Rosso received his early training in the studio of Andrea del Sarto, alongside his contemporary Jacopo da Pontormo. Scholars have argued that he was influenced as much by Pontormo as by Sarto. The earliest works of these two young painters combined influences from Michelangelo and from northern Gothic engravings in a novel style, which departed from the tenets of High Renaissance art and was characterized by its highly charged emotionalism and departure from classicism. From 1513 to 1514, Rosso painted the fresco Assumption in the Annunziata, Florence. In 1518 he was commissioned to paint an altarpiece, Virgin and Child Enthroned with Four Saints, for a Florentine church. When his patrons saw what they perceived as harsh, devilish depictions of the saints in the picture, they rejected it. After this incident, Rosso left Florence for Volterra, and there he painted Deposition (1521). In 1521 or 1522 he returned to Florence, where he probably painted the dramatic Moses Defending the Daughters of Jethro (c. 1523).
At the end of 1523 Rosso moved to Rome, where his exposure to Michelangelo’s Sistine ceiling, the late art of Raphael, and the work of Parmigianino resulted in a radical realignment of his style. His Dead Christ with Angels (c. 1526) exemplifies this new style with its feeling for rarefied beauty and subdued emotion. Fleeing from the sack of the city in 1527, he worked briefly in several central Italian towns. By 1530 Rosso was in Venice but desired to enter the artistic community centred on the court at Fontainebleau; he was fortunate to receive such an invitation from Francis I later that year. In exchange for a home in Paris, a handsome salary, and French citizenship, he went to France and remained in the royal service there until his death.

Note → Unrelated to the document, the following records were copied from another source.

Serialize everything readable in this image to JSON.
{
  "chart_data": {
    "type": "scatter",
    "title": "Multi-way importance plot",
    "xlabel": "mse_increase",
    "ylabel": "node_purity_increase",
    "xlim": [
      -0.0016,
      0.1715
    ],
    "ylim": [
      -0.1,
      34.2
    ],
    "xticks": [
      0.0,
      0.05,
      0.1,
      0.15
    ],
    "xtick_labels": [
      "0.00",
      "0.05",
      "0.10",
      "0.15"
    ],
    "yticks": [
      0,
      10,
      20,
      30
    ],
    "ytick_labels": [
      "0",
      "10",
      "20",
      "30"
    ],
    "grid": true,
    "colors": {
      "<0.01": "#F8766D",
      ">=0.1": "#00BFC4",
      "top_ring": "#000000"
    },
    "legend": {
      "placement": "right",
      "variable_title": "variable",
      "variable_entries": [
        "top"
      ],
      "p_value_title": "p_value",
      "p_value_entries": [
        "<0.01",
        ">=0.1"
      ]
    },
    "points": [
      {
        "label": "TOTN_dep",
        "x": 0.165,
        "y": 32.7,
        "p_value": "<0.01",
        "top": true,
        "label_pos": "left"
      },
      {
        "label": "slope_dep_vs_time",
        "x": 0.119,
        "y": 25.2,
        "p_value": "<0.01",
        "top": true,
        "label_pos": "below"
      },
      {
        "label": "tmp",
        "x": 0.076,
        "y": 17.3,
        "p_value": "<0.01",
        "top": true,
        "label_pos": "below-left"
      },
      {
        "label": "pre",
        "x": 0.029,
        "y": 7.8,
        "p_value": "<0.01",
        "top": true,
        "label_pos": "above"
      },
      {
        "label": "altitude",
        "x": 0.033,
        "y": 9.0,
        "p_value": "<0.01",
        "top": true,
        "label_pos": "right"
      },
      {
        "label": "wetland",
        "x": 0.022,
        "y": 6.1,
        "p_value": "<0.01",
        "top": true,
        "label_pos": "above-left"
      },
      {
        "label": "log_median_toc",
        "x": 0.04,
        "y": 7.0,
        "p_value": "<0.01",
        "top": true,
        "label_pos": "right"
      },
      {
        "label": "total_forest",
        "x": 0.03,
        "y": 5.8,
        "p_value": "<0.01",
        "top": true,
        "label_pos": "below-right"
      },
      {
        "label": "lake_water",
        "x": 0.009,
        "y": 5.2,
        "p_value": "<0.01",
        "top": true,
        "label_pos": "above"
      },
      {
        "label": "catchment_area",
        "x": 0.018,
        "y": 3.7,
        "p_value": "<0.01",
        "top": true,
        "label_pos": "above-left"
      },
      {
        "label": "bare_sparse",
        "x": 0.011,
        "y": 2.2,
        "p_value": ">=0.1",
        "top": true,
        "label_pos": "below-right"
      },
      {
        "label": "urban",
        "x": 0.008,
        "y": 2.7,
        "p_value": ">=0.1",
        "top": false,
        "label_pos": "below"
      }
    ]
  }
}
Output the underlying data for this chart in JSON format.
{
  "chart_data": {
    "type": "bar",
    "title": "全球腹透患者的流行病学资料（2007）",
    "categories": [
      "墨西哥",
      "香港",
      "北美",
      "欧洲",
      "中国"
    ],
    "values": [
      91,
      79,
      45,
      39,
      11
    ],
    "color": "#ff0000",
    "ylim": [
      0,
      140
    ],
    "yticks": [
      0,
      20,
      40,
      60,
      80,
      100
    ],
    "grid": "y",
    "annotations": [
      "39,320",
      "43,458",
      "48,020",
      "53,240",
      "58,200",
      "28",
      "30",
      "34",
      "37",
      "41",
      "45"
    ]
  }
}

At court Rosso was responsible for all manner of artistic design, from costumes and scenery to architectural drawings and tableware. His principal surviving work is the decoration of the Galerie François I at the palace of Fontainebleau (c. 1534–37), where, in collaboration with Francesco Primaticcio, he developed an ornamental style whose influence was felt throughout northern Europe. His numerous designs for engravings also exercised a wide influence on the decorative arts both in Italy and in northern Europe.